Citing Section 51 (2) of the Electoral Act, they argued that the judges did not need a witness to prove over-voting, adding that what they needed to do was to go through the documents to see things for themselves.

They equally cited the Supreme Court’s judgment in Ihedioha vs Uzodimma, where the APC only presented two witnesses and got a favourable judgment.

Others were miffed beyond words at the pronouncements of the courts, saying they were contrary to the Electoral Act. They wondered if the panels were expecting the petitioners to produce witnesses from all the polling units where malpractices took place in a tribunal that had a very limited time to hear the petition.

“If the petitioners were complaining of over voting in 133 units and documentary evidence from the polling units showed that the number of votes cast exceeded the number of accredited voters, what else were the judges expecting to see and hear?” one of the lawyers, a SAN, queried.

They criticised the tribunal for dismissing documents that had already been accepted as exhibits, stating that even INEC did not dispute their authenticity. They also added that Section 72(1) of the Electoral Act mandates INEC to record the serial numbers and quantities of sensitive election materials, including ballot papers and BVAS machines, before the election.

“PDP pleaded about three cases: One was about non-compliance, the second was over-voting, and the third was an incorrect collation of scores. In the case of over-voting, they tendered documents which are INEC Certified True Copy. These were INEC documents to prove over-voting. We were shocked that the judge wanted us to bring 133 individuals from each polling unit to prove over-voting. How was that to happen when there is documentary evidence, not PDP documents but INEC documents?

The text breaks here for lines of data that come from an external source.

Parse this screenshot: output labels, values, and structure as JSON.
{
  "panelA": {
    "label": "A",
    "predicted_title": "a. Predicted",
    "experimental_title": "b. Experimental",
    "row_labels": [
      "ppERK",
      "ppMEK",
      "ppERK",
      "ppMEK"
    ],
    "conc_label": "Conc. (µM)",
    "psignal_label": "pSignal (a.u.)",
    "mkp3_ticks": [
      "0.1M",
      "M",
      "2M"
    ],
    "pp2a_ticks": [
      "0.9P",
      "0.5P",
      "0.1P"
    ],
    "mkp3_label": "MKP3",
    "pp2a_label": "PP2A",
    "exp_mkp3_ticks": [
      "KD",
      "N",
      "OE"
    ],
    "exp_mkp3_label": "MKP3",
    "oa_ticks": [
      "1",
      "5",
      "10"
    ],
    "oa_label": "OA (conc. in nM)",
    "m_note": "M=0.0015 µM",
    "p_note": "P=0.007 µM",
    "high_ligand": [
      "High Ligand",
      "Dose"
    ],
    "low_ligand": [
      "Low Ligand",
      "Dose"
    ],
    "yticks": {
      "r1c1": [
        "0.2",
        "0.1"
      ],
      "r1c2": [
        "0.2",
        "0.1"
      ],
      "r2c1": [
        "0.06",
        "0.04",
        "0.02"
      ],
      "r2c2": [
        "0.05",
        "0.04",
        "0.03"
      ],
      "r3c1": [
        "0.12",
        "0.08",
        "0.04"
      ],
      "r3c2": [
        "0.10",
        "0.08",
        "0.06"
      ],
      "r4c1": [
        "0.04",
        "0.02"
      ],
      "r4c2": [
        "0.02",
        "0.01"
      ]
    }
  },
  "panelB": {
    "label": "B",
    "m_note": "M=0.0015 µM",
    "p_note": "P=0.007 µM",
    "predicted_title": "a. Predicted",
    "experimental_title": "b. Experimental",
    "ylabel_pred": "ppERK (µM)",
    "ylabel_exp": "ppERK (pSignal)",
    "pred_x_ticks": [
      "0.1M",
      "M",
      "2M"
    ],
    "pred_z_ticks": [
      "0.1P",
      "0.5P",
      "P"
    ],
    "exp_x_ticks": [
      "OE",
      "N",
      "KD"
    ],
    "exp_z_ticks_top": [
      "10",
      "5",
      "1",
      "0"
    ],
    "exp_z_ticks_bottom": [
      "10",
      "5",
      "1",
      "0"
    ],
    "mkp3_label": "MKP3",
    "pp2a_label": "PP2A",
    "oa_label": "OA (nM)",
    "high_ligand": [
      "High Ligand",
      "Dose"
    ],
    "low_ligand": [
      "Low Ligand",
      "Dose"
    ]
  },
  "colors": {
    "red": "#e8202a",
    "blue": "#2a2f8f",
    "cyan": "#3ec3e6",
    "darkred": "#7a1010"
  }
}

The court had accepted these documents as exhibits and INEC did not cry foul to her own documents.”

While citing Section 137 of the Electoral Act, the lawyers stated that in cases of non-compliance, oral evidence is unnecessary when documentary evidence is available. They lamented that the tribunal and Court of Appeal failed to demonstrate their commitment to justice.

This is why they expect the Supreme Court to do justice to their case based on objectivity.